Mount Vernon Schools nutrition director Mallory Gerber outlined some of the new changes for the nutrition department this school year, and other possible improvements to come for the kitchens.
One of the new additions to breakfast was a yogurt bar at the high school level, allowing students to make their own parfaits as a breakfast option. Smoothies were also a new option for high school and middle school students.
Gerber said that the district has also implemented share tubs, where people can return unopened food items they have pur- chased but not plan on eating for others to use.
“That has helped greatly reduce our food waste,” Gerber said.
Gerber is also working on rolling out some new made from scratch recipes to lunch menus. One of those items that has been favorably received is the rock and roll wrap, a Philly cheesesteak inspired menu item. The kitchens also work on having homemade cookies or desserts available every Friday afternoon.

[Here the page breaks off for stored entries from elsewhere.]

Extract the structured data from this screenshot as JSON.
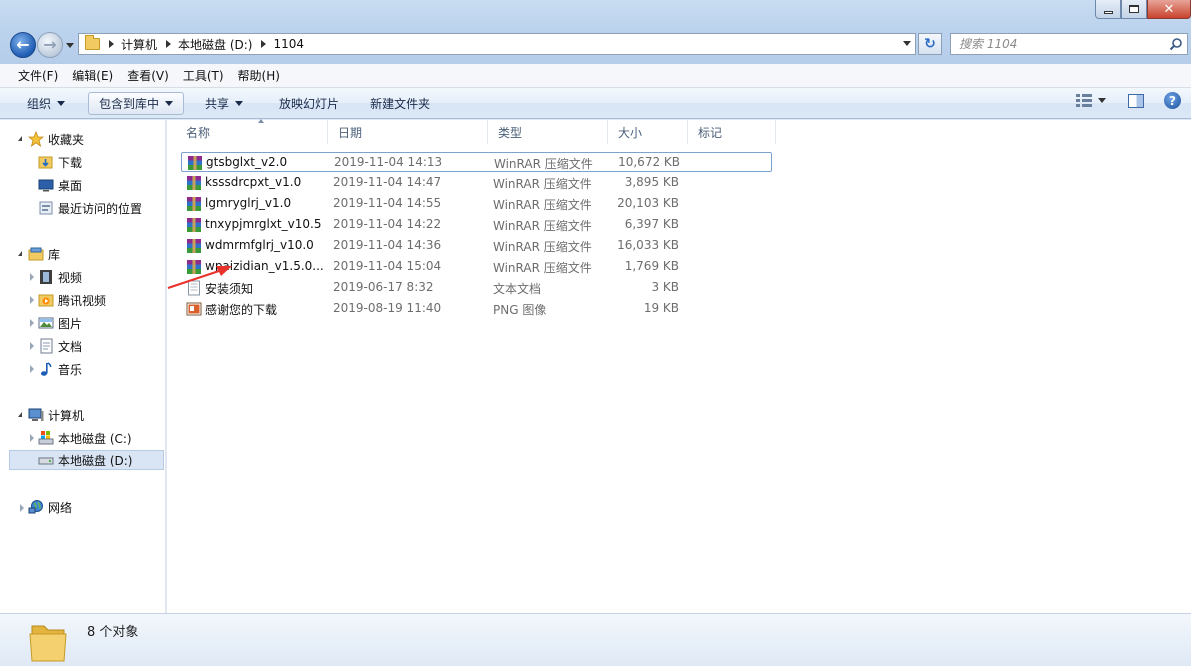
{
  "window": {
    "minimize_icon": "minimize-icon",
    "maximize_icon": "maximize-icon",
    "close_glyph": "✕"
  },
  "address": {
    "crumbs": [
      "计算机",
      "本地磁盘 (D:)",
      "1104"
    ]
  },
  "search": {
    "placeholder": "搜索 1104"
  },
  "menu": [
    "文件(F)",
    "编辑(E)",
    "查看(V)",
    "工具(T)",
    "帮助(H)"
  ],
  "toolbar": {
    "organize": "组织",
    "include_in_library": "包含到库中",
    "share": "共享",
    "slideshow": "放映幻灯片",
    "new_folder": "新建文件夹"
  },
  "nav": {
    "favorites": "收藏夹",
    "downloads": "下载",
    "desktop": "桌面",
    "recent": "最近访问的位置",
    "libraries": "库",
    "videos": "视频",
    "tencent_video": "腾讯视频",
    "pictures": "图片",
    "documents": "文档",
    "music": "音乐",
    "computer": "计算机",
    "drive_c": "本地磁盘 (C:)",
    "drive_d": "本地磁盘 (D:)",
    "network": "网络"
  },
  "columns": {
    "name": "名称",
    "date": "日期",
    "type": "类型",
    "size": "大小",
    "tags": "标记"
  },
  "files": [
    {
      "name": "gtsbglxt_v2.0",
      "date": "2019-11-04 14:13",
      "type": "WinRAR 压缩文件",
      "size": "10,672 KB",
      "icon": "winrar-icon"
    },
    {
      "name": "ksssdrcpxt_v1.0",
      "date": "2019-11-04 14:47",
      "type": "WinRAR 压缩文件",
      "size": "3,895 KB",
      "icon": "winrar-icon"
    },
    {
      "name": "lgmryglrj_v1.0",
      "date": "2019-11-04 14:55",
      "type": "WinRAR 压缩文件",
      "size": "20,103 KB",
      "icon": "winrar-icon"
    },
    {
      "name": "tnxypjmrglxt_v10.5",
      "date": "2019-11-04 14:22",
      "type": "WinRAR 压缩文件",
      "size": "6,397 KB",
      "icon": "winrar-icon"
    },
    {
      "name": "wdmrmfglrj_v10.0",
      "date": "2019-11-04 14:36",
      "type": "WinRAR 压缩文件",
      "size": "16,033 KB",
      "icon": "winrar-icon"
    },
    {
      "name": "wpaizidian_v1.5.0....",
      "date": "2019-11-04 15:04",
      "type": "WinRAR 压缩文件",
      "size": "1,769 KB",
      "icon": "winrar-icon"
    },
    {
      "name": "安装须知",
      "date": "2019-06-17 8:32",
      "type": "文本文档",
      "size": "3 KB",
      "icon": "text-file-icon"
    },
    {
      "name": "感谢您的下载",
      "date": "2019-08-19 11:40",
      "type": "PNG 图像",
      "size": "19 KB",
      "icon": "png-image-icon"
    }
  ],
  "status": {
    "count_text": "8 个对象"
  },
  "colors": {
    "accent": "#1e5cb3",
    "annotation_arrow": "#e8322b",
    "selection": "#d9e5f4"
  }
}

Gerber said she is looking to have more local farm participation and partnerships with the school. On Wednesday, Oct. 9, the district partnered with Buffalo Ridge Orchard to take place in the Great Apple Crunch, where students were able to enjoy an apple as a snack at noon. Leftover apples were used to make an apple crisp for a local dessert.
Gerber said she is looking to engage the elementary schools in helping to have some choice in what from scratch recipes that will be rolled out for their school, with students getting to vote between two lunch options and one of them appearing in the next month’s school menu.
She is also investigating options in both the high school and middle school kitchens for possible improvements that will allow more from scratch recipe cooking to happen for the district.
“I’m looking at ways to make things more efficient in both kitchens,” Gerber said. “We’re measuring the dimensions and looking at things like our water and drain lines. I have a few pieces of equipment in mind, like a nicer steamer and a tilt skillet that will help us cook more efficiently.”
Board member Tim Keegan asked about efforts to address negative balances. Gerber said if a student has a negative balance, they are not allowed to purchase additional ala carte items, but still able to get a meal at the district.
“That corrects for some students the issue of their negative lunch balance in the next few days,” Gerber said.
Gerber said the goal of having more from scratch menu options is to help reduce the cost to the district, as items cooked from scratch cost less overall.
Board member Lance Schoff asked about if there was difficulty in finding positions to cook at the schools, and Gerber said she has had a successful job finding people who wanted to cook and filling the positions.
Gerber said the choice to add more hands at the high school cafeteria was made as that’s where a majority of meals are cooked for the district, and having more hands available there to cook was beneficial.